Over the opening weekend of the 2019 MLB season, iconic sports radio personality Mike Francesa, years removed from Mike and the Mad Dog, tweeted about the New York Yankees after their one-win, two-loss series against the lowly Baltimore Orioles.
Can the #Yanks dig out of this whole?— Mike Francesa (@MikeFrancesa) April 1, 2019
Whole presumably being a typo, Keith Law of ESPN pointed out in a reply that there were “only” 159 more games to play.
Baseball is a sport, unlike the NFL, that does not require panic after three games, or 10 games, or even 20 games. The reverse is also true, like the hot start of the Seattle Mariners. The term “small sample size” (SSS) is acutely appropriate for baseball, as it also is for its fantasy counterpart.
If you’re new to fantasy baseball and you are playing in a season-long league, as opposed to daily, take some advice and be patient. But be prepared to take advantage of the owner in you’re league who bails on a player off to a slow start way too early.
Take, for instance, players who entered competition on Thursday without a home run: Freddie Freeman, Mike Trout, Aaron Judge. They will hit home runs this season—a lot of them. But will Tim Beckham and Kolton Wong remain among the elite power hitters? Probably not.
In Seattle, the fanbase likes Marco Gonzales, and he is a perfectly serviceable middle-of-the-rotation fantasy pitcher. But the fact that he leads all of baseball in wins after three starts doesn’t make him a trade target in your mixed league. Nor should you give up on Gerit Cole or Max Scherzer because they are both 0-2.
Trout, Judge, Freeman, Cole, and Scherzer are extreme examples, not likely to be found on your waiver wire this weekend. But some really good mid-tier players might be.
Just this week I noticed Miguel Cabrera was dropped in my 20-plus-year-old league. Assuming that the owner drafted Miggy not for the power he no longer possesses but for the anchor of a high batting average (one that the proud former MVP has only let dip below .299 once in the last dozen years), then that owner is silly to give up on a .120 start in just 29 PA.
Conversely, jumping all over a lifetime .255/.308/.432 twenty-nine-year-old Tim Beckham because he’s hit .379/.471/.793 with 3 HR (of the 51 in his career) after 34 PA makes little sense either. But, check the most added players on your league’s website and there’s Timmy at the top.

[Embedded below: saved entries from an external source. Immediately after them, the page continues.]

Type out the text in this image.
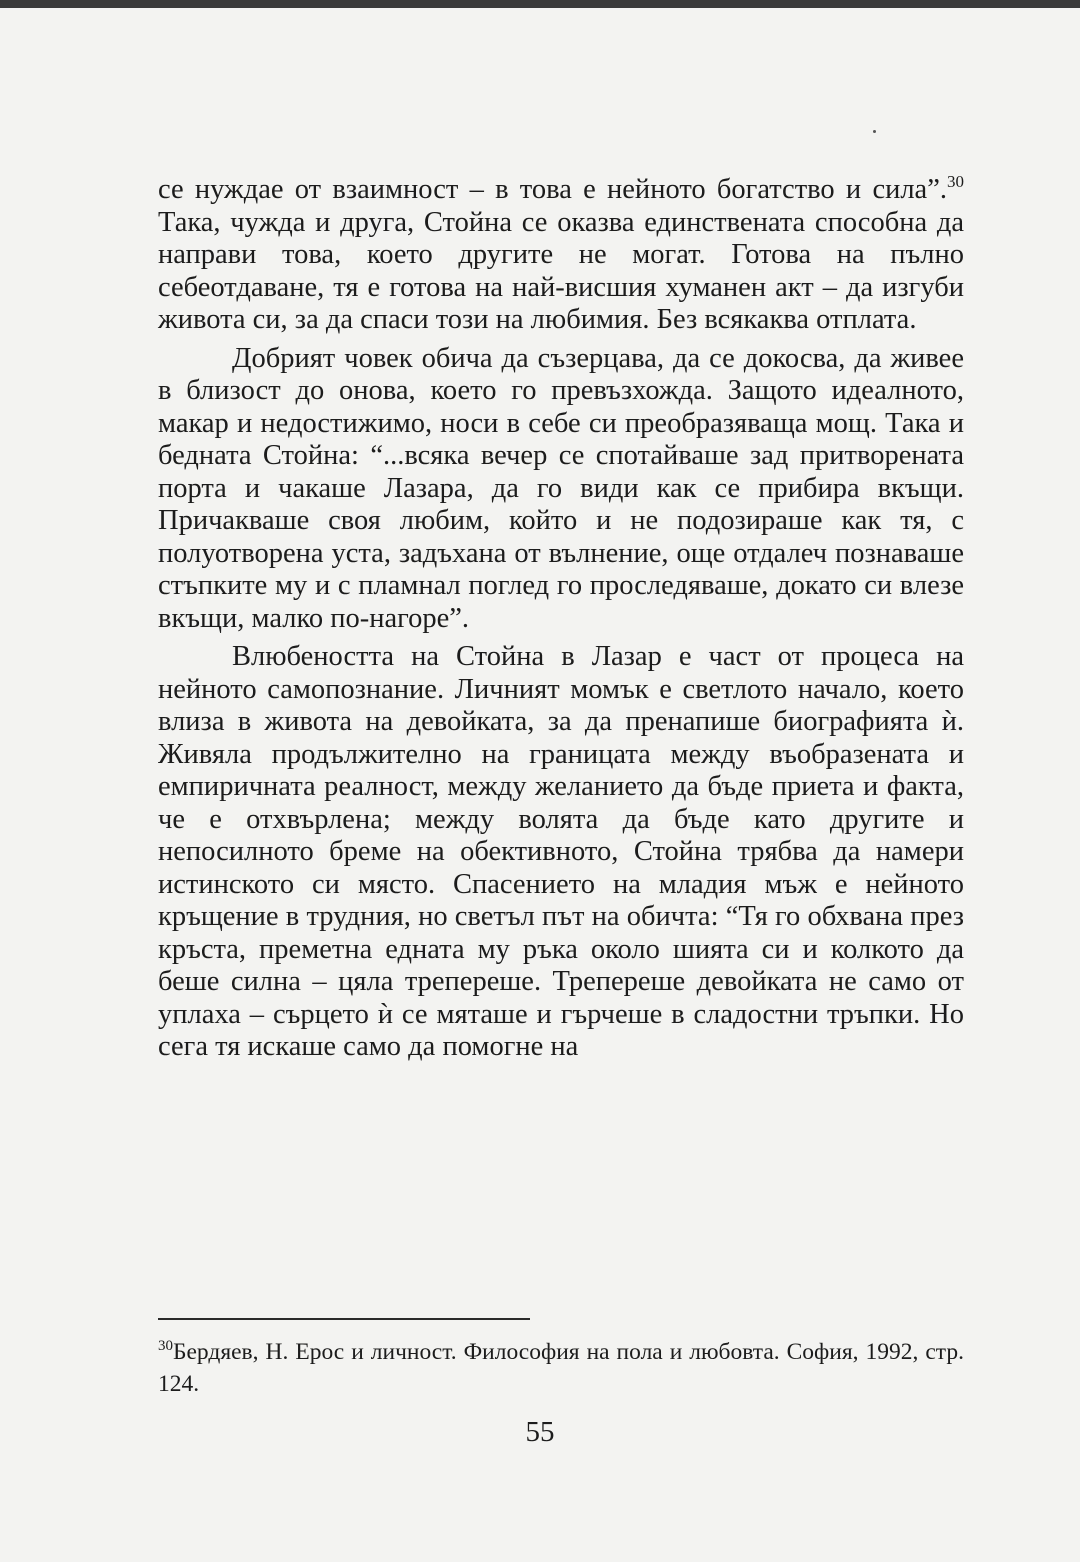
се нуждае от взаимност – в това е нейното богатство и сила”.$^{30}$ Така, чужда и друга, Стойна се оказва единствената способна да направи това, което другите не могат. Готова на пълно себеотдаване, тя е готова на най-висшия хуманен акт – да изгуби живота си, за да спаси този на любимия. Без всякаква отплата.

Добрият човек обича да съзерцава, да се докосва, да живее в близост до онова, което го превъзхожда. Защото идеалното, макар и недостижимо, носи в себе си преобразяваща мощ. Така и бедната Стойна: “...всяка вечер се спотайваше зад притворената порта и чакаше Лазара, да го види как се прибира вкъщи. Причакваше своя любим, който и не подозираше как тя, с полуотворена уста, задъхана от вълнение, още отдалеч познаваше стъпките му и с пламнал поглед го проследяваше, докато си влезе вкъщи, малко по-нагоре”.

Влюбеността на Стойна в Лазар е част от процеса на нейното самопознание. Личният момък е светлото начало, което влиза в живота на девойката, за да пренапише биографията ѝ. Живяла продължително на границата между въобразената и емпиричната реалност, между желанието да бъде приета и факта, че е отхвърлена; между волята да бъде като другите и непосилното бреме на обективното, Стойна трябва да намери истинското си място. Спасението на младия мъж е нейното кръщение в трудния, но светъл път на обичта: “Тя го обхвана през кръста, преметна едната му ръка около шията си и колкото да беше силна – цяла трепереше. Трепереше девойката не само от уплаха – сърцето ѝ се мяташе и гърчеше в сладостни тръпки. Но сега тя искаше само да помогне на

$^{30}$Бердяев, Н. Ерос и личност. Философия на пола и любовта. София, 1992, стр. 124.
55
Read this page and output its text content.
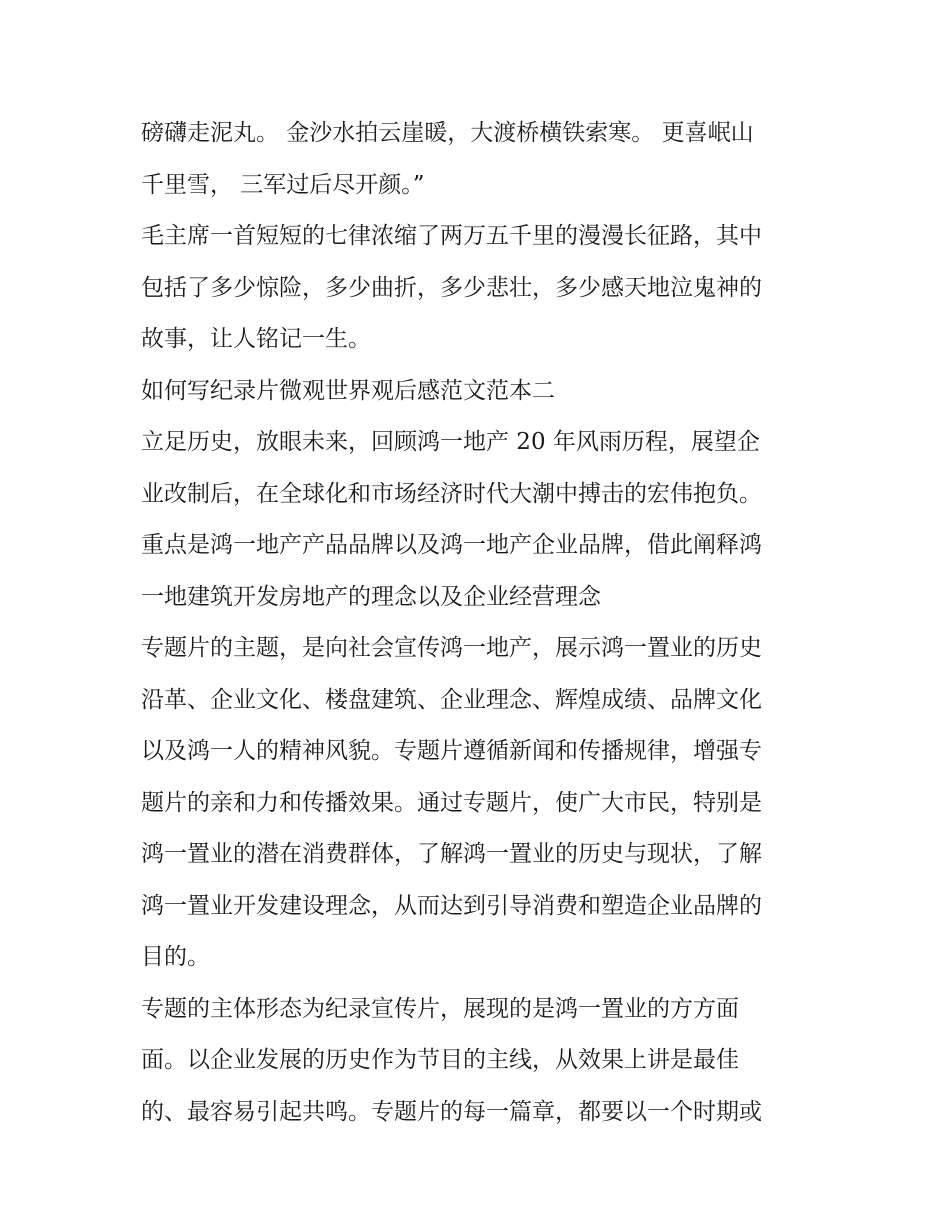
磅礴走泥丸。 金沙水拍云崖暖，大渡桥横铁索寒。 更喜岷山
千里雪， 三军过后尽开颜。”
毛主席一首短短的七律浓缩了两万五千里的漫漫长征路，其中
包括了多少惊险，多少曲折，多少悲壮，多少感天地泣鬼神的
故事，让人铭记一生。
如何写纪录片微观世界观后感范文范本二
立足历史，放眼未来，回顾鸿一地产 20 年风雨历程，展望企
业改制后，在全球化和市场经济时代大潮中搏击的宏伟抱负。
重点是鸿一地产产品品牌以及鸿一地产企业品牌，借此阐释鸿
一地建筑开发房地产的理念以及企业经营理念
专题片的主题，是向社会宣传鸿一地产，展示鸿一置业的历史
沿革、企业文化、楼盘建筑、企业理念、辉煌成绩、品牌文化
以及鸿一人的精神风貌。专题片遵循新闻和传播规律，增强专
题片的亲和力和传播效果。通过专题片，使广大市民，特别是
鸿一置业的潜在消费群体，了解鸿一置业的历史与现状，了解
鸿一置业开发建设理念，从而达到引导消费和塑造企业品牌的
目的。
专题的主体形态为纪录宣传片，展现的是鸿一置业的方方面
面。以企业发展的历史作为节目的主线，从效果上讲是最佳
的、最容易引起共鸣。专题片的每一篇章，都要以一个时期或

To be fair, if a player—hitter or pitcher—has changed something that he did in the past, the new results could be legit. Go check the advanced Statcast-based numbers. Has a launch angle changed? Has exit velocity increased? Has a pitcher added a pitch or is he throwing one pitch more often? Any substantial change in spin rate? Minus a change of approach and execution, you can probably chalk up outlier numbers to just being a product of a small sample size.
The moral of the story? Jump on players your fellow owners give up on too soon. Be patient with your own players who may be “disappointing” after a week or so. And take the time to dig deeper on those interesting, surprising outliers.
Changes in approach can make changes in results. But, usually it’s just too early to know for sure.